Cette voiture ne comprendra pas quoi faire lorsque les autres usagers de la route klaxonneront
Plus pratique : comment la logique éthique peut-elle aider le fisc à éviter un nouveau scandale des allocations ?
« Je ne pense pas que cela ait grand-chose à voir avec l’IA. Il s’agit simplement de connexions statistiques établies d’une manière que nous ne trouvons pas souhaitable. Vous entrez des cas, “oui/non fraude”, puis un tel ordinateur commence à apprendre. Il recherche ensuite des corrélations entre les caractéristiques des personnes ou des fichiers, et vous ne pouvez plus désactiver cela. Vous pouvez également procéder différemment et établir à l’avance des règles sur la façon dont un ordinateur peut rechercher. Ensuite, vous pouvez les programmer de manière à ce qu’ils pèsent certaines caractéristiques ou ne les incluent pas. Dans l’état actuel des choses, vous ne savez pas comment le système apprend – et vous ne pouvez pas non plus le corriger. Oui, après à la Chambre des représentants.

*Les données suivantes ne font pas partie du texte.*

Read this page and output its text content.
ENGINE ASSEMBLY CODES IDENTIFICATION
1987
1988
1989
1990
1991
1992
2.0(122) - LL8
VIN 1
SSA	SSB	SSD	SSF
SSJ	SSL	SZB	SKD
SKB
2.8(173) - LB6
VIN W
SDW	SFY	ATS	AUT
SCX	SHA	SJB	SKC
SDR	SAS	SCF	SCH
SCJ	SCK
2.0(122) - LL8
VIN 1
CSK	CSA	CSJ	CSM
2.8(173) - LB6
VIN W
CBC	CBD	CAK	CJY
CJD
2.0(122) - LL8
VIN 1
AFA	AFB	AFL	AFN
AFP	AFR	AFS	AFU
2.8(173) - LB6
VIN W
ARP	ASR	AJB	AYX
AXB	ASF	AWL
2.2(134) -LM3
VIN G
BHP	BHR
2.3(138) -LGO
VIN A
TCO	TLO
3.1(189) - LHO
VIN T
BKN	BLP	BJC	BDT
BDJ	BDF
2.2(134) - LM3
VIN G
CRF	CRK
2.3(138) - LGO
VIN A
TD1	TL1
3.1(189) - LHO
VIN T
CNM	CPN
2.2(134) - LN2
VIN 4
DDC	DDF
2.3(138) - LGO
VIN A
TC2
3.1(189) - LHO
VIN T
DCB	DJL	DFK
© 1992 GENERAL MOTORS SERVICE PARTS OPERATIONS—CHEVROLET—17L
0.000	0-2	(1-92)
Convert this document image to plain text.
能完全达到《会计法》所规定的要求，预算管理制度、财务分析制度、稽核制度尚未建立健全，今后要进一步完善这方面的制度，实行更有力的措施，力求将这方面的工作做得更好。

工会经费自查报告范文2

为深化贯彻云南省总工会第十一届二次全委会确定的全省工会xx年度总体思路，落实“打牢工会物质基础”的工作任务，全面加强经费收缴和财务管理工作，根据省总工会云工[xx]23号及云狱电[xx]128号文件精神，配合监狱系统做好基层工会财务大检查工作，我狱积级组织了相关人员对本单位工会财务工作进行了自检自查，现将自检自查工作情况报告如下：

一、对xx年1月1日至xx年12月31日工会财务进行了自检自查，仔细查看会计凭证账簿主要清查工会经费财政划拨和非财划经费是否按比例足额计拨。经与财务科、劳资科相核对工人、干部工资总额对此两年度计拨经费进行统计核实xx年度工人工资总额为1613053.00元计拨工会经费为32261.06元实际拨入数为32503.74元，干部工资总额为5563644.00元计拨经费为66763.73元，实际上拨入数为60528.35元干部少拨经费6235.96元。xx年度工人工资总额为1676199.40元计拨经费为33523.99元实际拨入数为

La voiture autonome a des yeux, une mémoire, peut faire des choix. N’est-ce pas une IA puissante ?
“Non je ne pense pas. Cette voiture ne peut pas avoir d’émotions ni voir de sens comme nous le faisons, pas avec nos ordinateurs actuels. Il ne comprendra pas quoi faire lorsque les autres usagers de la route commenceront à répondre à un panneau disant “klaxonne si tu es content‘ dessus, comme vous pouvez le voir en Amérique. Vous pouvez bien sûr programmer quelque chose dedans, mais le comportement sera toujours différent. Pas de talonnage, oui tu peux lui apprendre ça.